Adam Ringer, Investment Director, AMP Capital:
Eight years ago the European tower landscape looked totally different to how it does now in terms of independent towercos present and how many investors are looking at the space. The market has matured a lot but still has a long way to go vis a vis the US market. I wouldn’t say it’s crowded now, but there are more people involved. There’s a big difference between valuations of a US and European portfolios, and the key reason for that is the tax treatment in the US.
TowerXchange: Tell us about the tower assets currently in your portfolio.
Adam Ringer, Investment Director, AMP Capital:
We own two towercos in Europe; Towercom in Ireland and Axion in Spain. We bought Towercom in 2013. Towercom sits in our Irish fund which is an open-ended, evergreen fund, meaning we can hold it for the long term and as investors, we see a lot of growth in that market. Towercom has been run well by fantastic management, and it’s a pure telecoms player, so no broadcast commitments. The towers were formerly the Eircom backbone so it’s essential infrastructure and this incumbency has been helpful.
We bought Axion in 2016 and it is held in our global infrastructure fund, which is different to our Irish fund as it’s a closed ended vehicle, so therefore we consider future exit strategies as a core part of our investment thesis.
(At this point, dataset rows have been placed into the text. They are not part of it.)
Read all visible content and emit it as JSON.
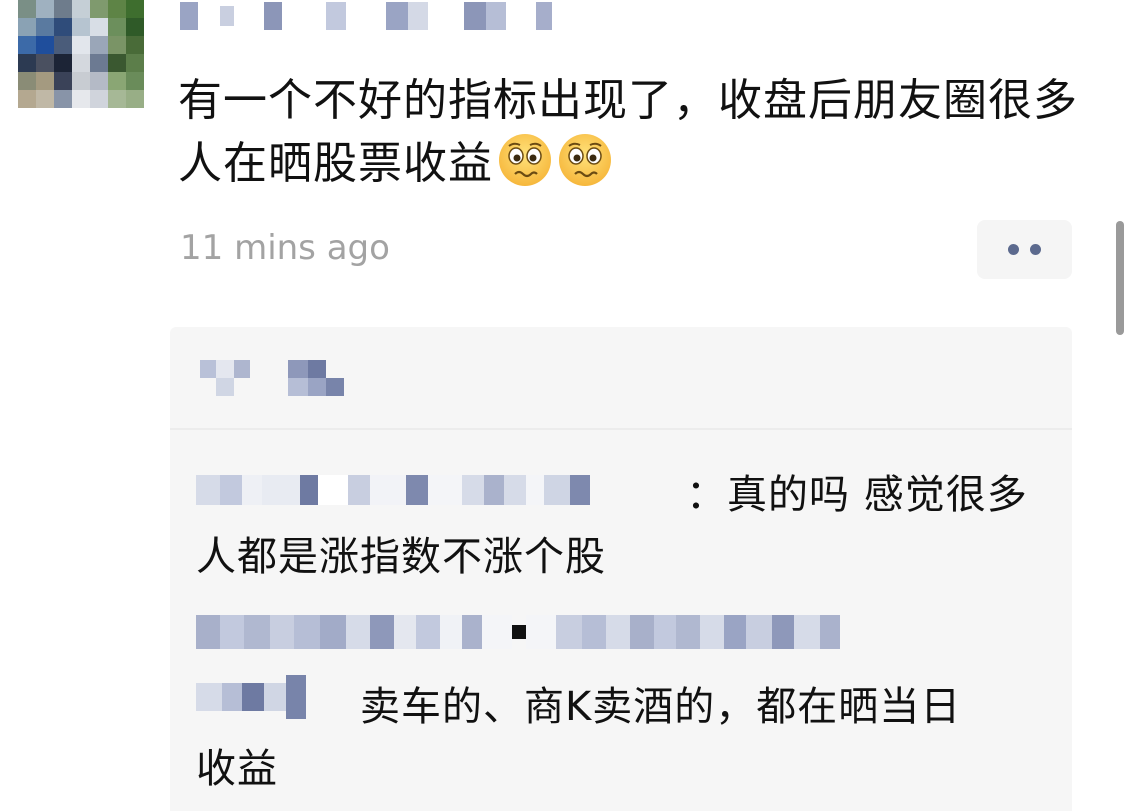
{
  "post": {
    "text": "有一个不好的指标出现了，收盘后朋友圈很多人在晒股票收益",
    "emojis": [
      "worried-face-emoji",
      "worried-face-emoji"
    ],
    "timestamp": "11 mins ago"
  },
  "comments": [
    {
      "text_line1": "：真的吗 感觉很多",
      "text_line2": "人都是涨指数不涨个股"
    },
    {
      "text_line1": "卖车的、商K卖酒的，都在晒当日",
      "text_line2": "收益"
    }
  ],
  "colors": {
    "name_link": "#576b95",
    "timestamp": "#a3a3a3",
    "panel_bg": "#f6f6f6",
    "more_dots": "#5c6a8e"
  },
  "icons": {
    "more": "more-dots-icon",
    "emoji": "worried-face-emoji"
  }
}
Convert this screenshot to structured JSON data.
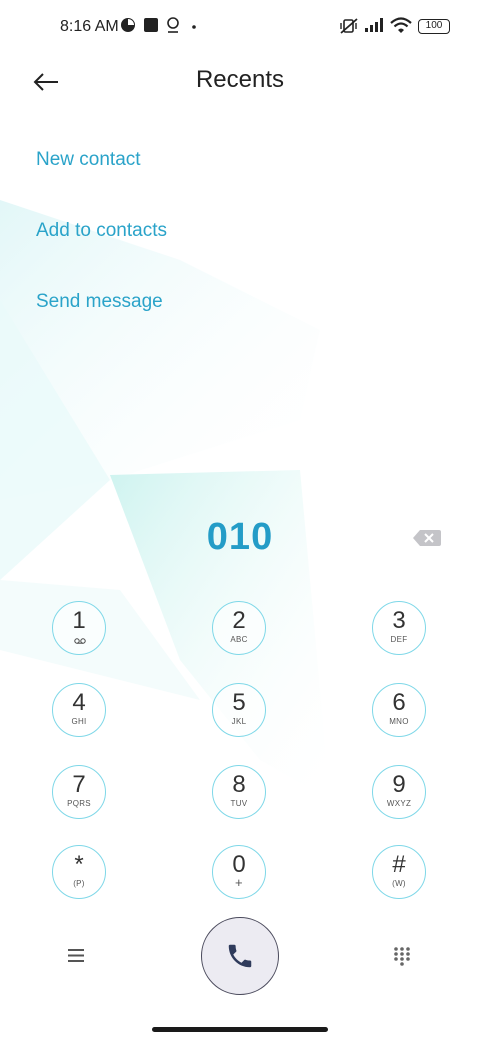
{
  "status_bar": {
    "time": "8:16 AM",
    "battery": "100",
    "icons": [
      "data-saver-icon",
      "square-notification-icon",
      "location-icon",
      "dot-icon",
      "vibrate-off-icon",
      "signal-icon",
      "wifi-icon",
      "battery-icon"
    ]
  },
  "header": {
    "title": "Recents",
    "back_icon": "back-arrow-icon"
  },
  "actions": [
    {
      "label": "New contact"
    },
    {
      "label": "Add to contacts"
    },
    {
      "label": "Send message"
    }
  ],
  "dialer": {
    "number": "010",
    "backspace_icon": "backspace-icon"
  },
  "keypad": [
    {
      "digit": "1",
      "letters": ""
    },
    {
      "digit": "2",
      "letters": "ABC"
    },
    {
      "digit": "3",
      "letters": "DEF"
    },
    {
      "digit": "4",
      "letters": "GHI"
    },
    {
      "digit": "5",
      "letters": "JKL"
    },
    {
      "digit": "6",
      "letters": "MNO"
    },
    {
      "digit": "7",
      "letters": "PQRS"
    },
    {
      "digit": "8",
      "letters": "TUV"
    },
    {
      "digit": "9",
      "letters": "WXYZ"
    },
    {
      "digit": "*",
      "letters": "(P)"
    },
    {
      "digit": "0",
      "letters": "+"
    },
    {
      "digit": "#",
      "letters": "(W)"
    }
  ],
  "bottom_bar": {
    "menu_icon": "menu-icon",
    "call_icon": "phone-icon",
    "dialpad_icon": "dialpad-icon"
  },
  "colors": {
    "accent": "#2aa3c9",
    "number": "#249cc7",
    "key_ring": "#7fd8e8",
    "call_bg": "#ecebf2"
  }
}
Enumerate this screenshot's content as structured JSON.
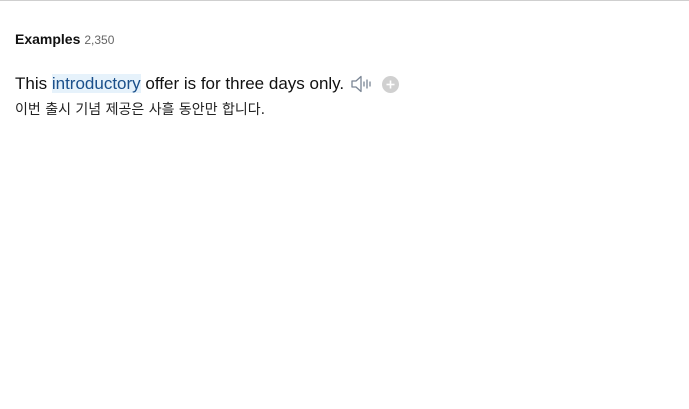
{
  "examples": {
    "title": "Examples",
    "count": "2,350"
  },
  "example_1": {
    "before": "This ",
    "highlight": "introductory",
    "after": " offer is for three days only.",
    "translation": "이번 출시 기념 제공은 사흘 동안만 합니다.",
    "speaker_icon": "speaker-icon",
    "add_icon": "plus-circle-icon"
  },
  "colors": {
    "highlight_bg": "#e6f2fb",
    "highlight_text": "#1a4f8a",
    "add_button": "#d0d0d0"
  }
}
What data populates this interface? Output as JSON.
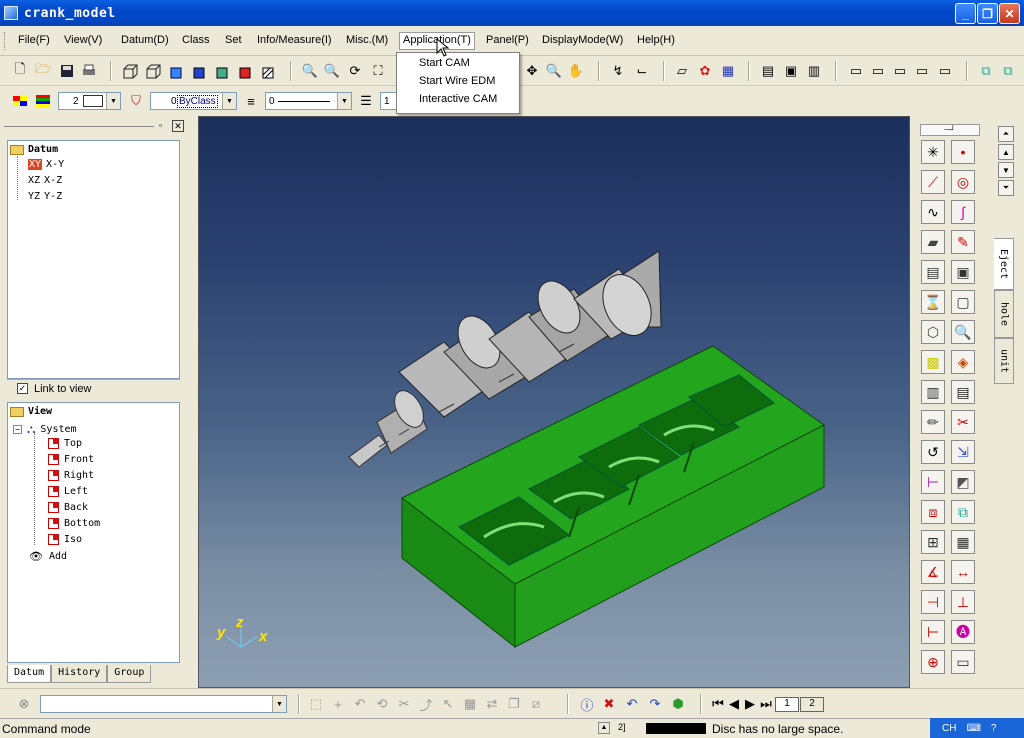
{
  "window": {
    "title": "crank_model"
  },
  "menu": {
    "items": [
      "File(F)",
      "View(V)",
      "Datum(D)",
      "Class",
      "Set",
      "Info/Measure(I)",
      "Misc.(M)",
      "Application(T)",
      "Panel(P)",
      "DisplayMode(W)",
      "Help(H)"
    ],
    "open_index": 7,
    "application_items": [
      "Start CAM",
      "Start Wire EDM",
      "Interactive CAM"
    ]
  },
  "toolbar2": {
    "line_width_value": "2",
    "layer_value": "0",
    "color_value": "ByClass",
    "line_style_value": "0",
    "weight_value": "1"
  },
  "datum_tree": {
    "root": "Datum",
    "items": [
      {
        "code": "XY",
        "label": "X-Y",
        "selected": true
      },
      {
        "code": "XZ",
        "label": "X-Z",
        "selected": false
      },
      {
        "code": "YZ",
        "label": "Y-Z",
        "selected": false
      }
    ]
  },
  "link_to_view": {
    "label": "Link to view",
    "checked": true
  },
  "view_tree": {
    "root": "View",
    "system": "System",
    "items": [
      "Top",
      "Front",
      "Right",
      "Left",
      "Back",
      "Bottom",
      "Iso"
    ],
    "add": "Add"
  },
  "left_tabs": [
    "Datum",
    "History",
    "Group"
  ],
  "triad": {
    "y": "y",
    "z": "z",
    "x": "x"
  },
  "palette_top": "─┘",
  "side_tabs": [
    "Eject",
    "hole",
    "unit"
  ],
  "bottom": {
    "pages": [
      "1",
      "2"
    ]
  },
  "status": {
    "mode": "Command mode",
    "bracket": "2]",
    "message": "Disc has no large space.",
    "lang": "CH"
  },
  "colors": {
    "viewport_top": "#1c2f5c",
    "viewport_bottom": "#8e9fb3",
    "mold": "#1ea01a",
    "crank": "#b8b8b8"
  }
}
Although Towercom has a fantastic position in Ireland there has not been much tower consolidation or need for MNO-focussed build-to-suit, whereas in Spain, Axion sees opportunity for this, which it has begun to execute on, and we’re excited about that. Axion has a large broadcast element as well. It was originally formed from the sale of towers by the Andalusian regional broadcaster. Axion is also Spain’s largest independent national broadcaster of private radio.
We are always looking for more opportunities. There’s a lot of relatively well-known portfolios for sale in the current market, which have been well publicised. We will look at all of them, but whether we progress is another issue, as some of them are broadcast-heavy assets, and for us mobile-focussed towers are more attractive. Our focus depends on the individual situation, and on the factors mentioned above, but we are very active in the space and keen to look at all the opportunities which present themselves. However, we continue to progress cautiously as the space becomes more competitive.